Yet, while Blair was clear from day one in office that New Labour needed to be different from Old Labour – and equally clear that it must be distinct from the New Right - he was acutely aware that that his early ideas might appear somewhat anchorless. While a new language accompanied New Labour - his speeches were peppered with terms such as ‘community’, ‘opportunity’ and ‘responsibility’ and traditional staples of Labour Party rhetoric such as ‘equality’, ‘redistribution’ ‘socialism’ and even ‘Labour’ were rarely used – his approach often appeared to be defined in opposition to an established set of values rather than offering a deep and coherent alternative philosophy. Though his New Labour vehicle instantly struck a populist note that appealed to voters, after just a few months in power Blair publicly expressed concern about the need for New Labour to outline a defining philosophy for his government that could rival Thatcherism. It was at this time that references to the potential for a ‘Third Way’ began to appear in his speeches, with Blair’s thoughts inspired in part by the exchange of ideas between his own team of policy advisors and the then US President Bill Clinton’s advisors during an extended ‘wonkathon’ that took place in Chequers in November 1997.
However, quite what a ‘Third Way’ would mean in practice remained a moot point. In January 1998, Blair turned to academe and the think tanks for help. Over the course of January and February, Downing Street, together with the Cambridge based think tank Nexus, ran an open seminar on the Third Way. The choice of Nexus as the partner is this endeavour was something of a surprise. It was hardly an established Labour Party leaning think tank akin to the Fabian Society or even the IPPR. Nor had it blazed a media trail with its work in the way that the then recently established Demos had done. In fact, few people had heard of it and, perhaps, few remember it today (it has long since perished). Perhaps this was because Nexus was not a formal organisation at all, but an internet based network. The early days of New Labour coincided with the early days of the world wide web and the choice of a new think tank that presented itself as being at the cutting edge of the internet ‘revolution’ chimed thoroughly with New Labour’s own image. Much of the debate took place online, with papers from (amongst others), the (then) Director of the IPPR, Gerald Holthan, the (then) General Secretary of the Fabian Society, Michael Jacobs, and the MIT’s Stuart White.
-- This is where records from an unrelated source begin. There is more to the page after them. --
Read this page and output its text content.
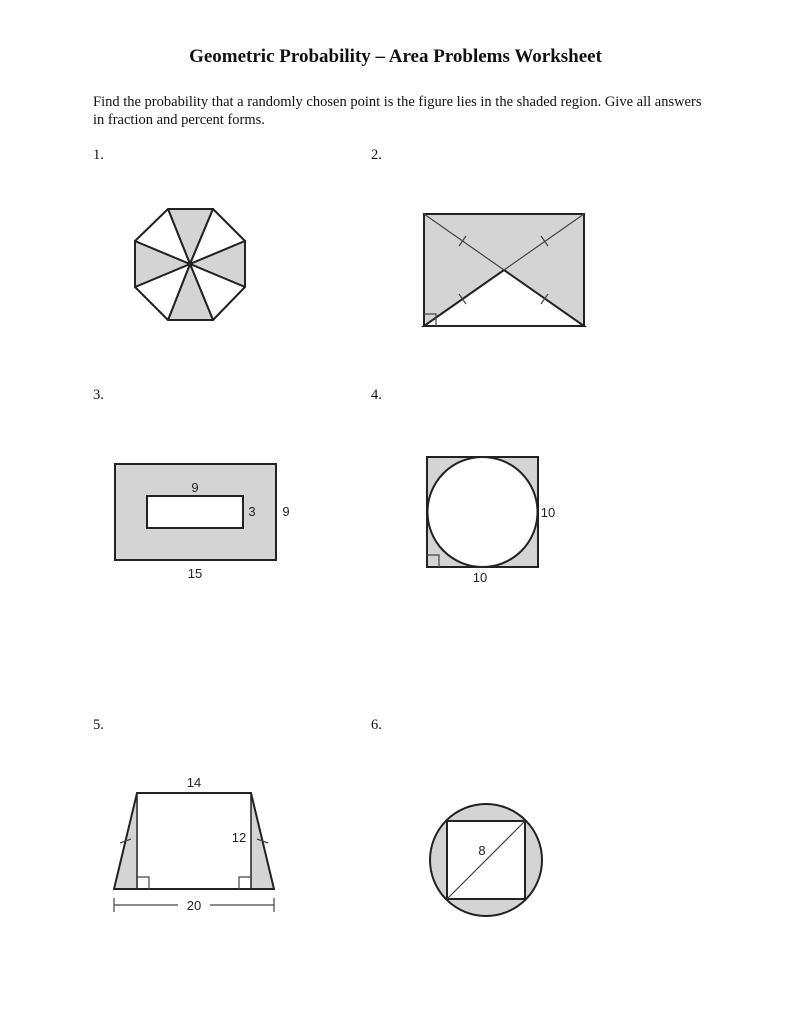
Geometric Probability – Area Problems Worksheet
Find the probability that a randomly chosen point is the figure lies in the shaded region. Give all answers in fraction and percent forms.
1.	2.
3.	4.
5.	6.
9
3 9
15
10
10
14
12
20
8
Follow ups included many pieces by academics, including David Marquand of Oxford University and Julian Le Grand of the LSE. There was a large element of interactivity, with 300 members of the NEXUS network mailing list (which was semi-open) able to discuss the papers and offer their own thoughts via e-mail.
While critics might suggest that the outcomes of the debate were, at best, somewhat fuzzy, a summary of the debate was produced by the NEXUS director, David Halpern, and discussed at a Third Way seminar in Number 10 in May 1998 that was organised by the (then) Director of Policy in the Downing Street Policy Unit, David Miliband. But, what the ‘Third Way’ lacked in intellectual coherence it more than compensated for with political momentum. Over the course of the summer, the ideas developed during these discussions were fleshed out and in September there was a triple whammy of Third Way landmarks. Firstly, the Fabian Society published a short pamphlet by Blair on titled ‘The Third Way: New Politics for the New Century’ in which the Prime Minister outlined his version of the new philosophy. At the same time, the (then) Director of the London School of Economics, Anthony Giddens, published ‘Third Way: the Renewal of Social Democracy’. Giddens had been working with Blair for sometime – he had been invited to the New Labour-New Democrat wonkathon that had taken place in Chequers – and his book provided some intellectual boosterism to the Third Way concept. Finally, to coincide with these events, Blair (and Giddens) flew to New York to join Clinton and the then Italian Prime Minister Romano Prodi for a high level seminar on the potential for the Third Way concept to the form the basis of a new (cross-national) approach to social democracy.
These events placed some serious political momentum behind the idea of a Third Way and the following year-and-a-half probably marked its political high-point as Blair and Clinton continued pushed the idea hard while also aiming to flesh out its meaning. Significantly, further high-level, cross national seminars took place throughout the next 18 months, with an increasing number of political leaders joining the gatherings. The increasing scale of these events is certainly worthy of note. In April 1999, a roundtable discussion in Washington titled ‘The Third Way: Progressive Governance’, was attended by Blair and Clinton, along with the newly elected German Chancellor Gerhard Schröder and Italian Prime Minister Massimo D’Alema, and the longer standing Prime Ministers of Sweden and the Netherlands - Wim Kok and Göran Persson. This was event was soon followed by a further seminar in Florence in November, where the French Prime Minister, Lionel Jospin, and the Brazilian President, Fernando Cardoso, joined the discussions. A still bigger meeting took place just over six months later, this time in Berlin, with the launch of a Third Way rooted ‘network for progressive governance’ being attended by 14 centre left leaders. Much emerged from these events, not least a joint communiqué issued by Blair and Schröder in May 1999 that looked to map out a path for social democracy throughout Europe. In ‘Europe: The Third Way/Die Neue Mietee’, the two leaders openly invited all European social democrats to join them in their plans for modernisation of centre-left thinking and, with social democrats seemingly in the political ascendancy across Europe, their prospects for forging a new political movement seemed very bright indeed.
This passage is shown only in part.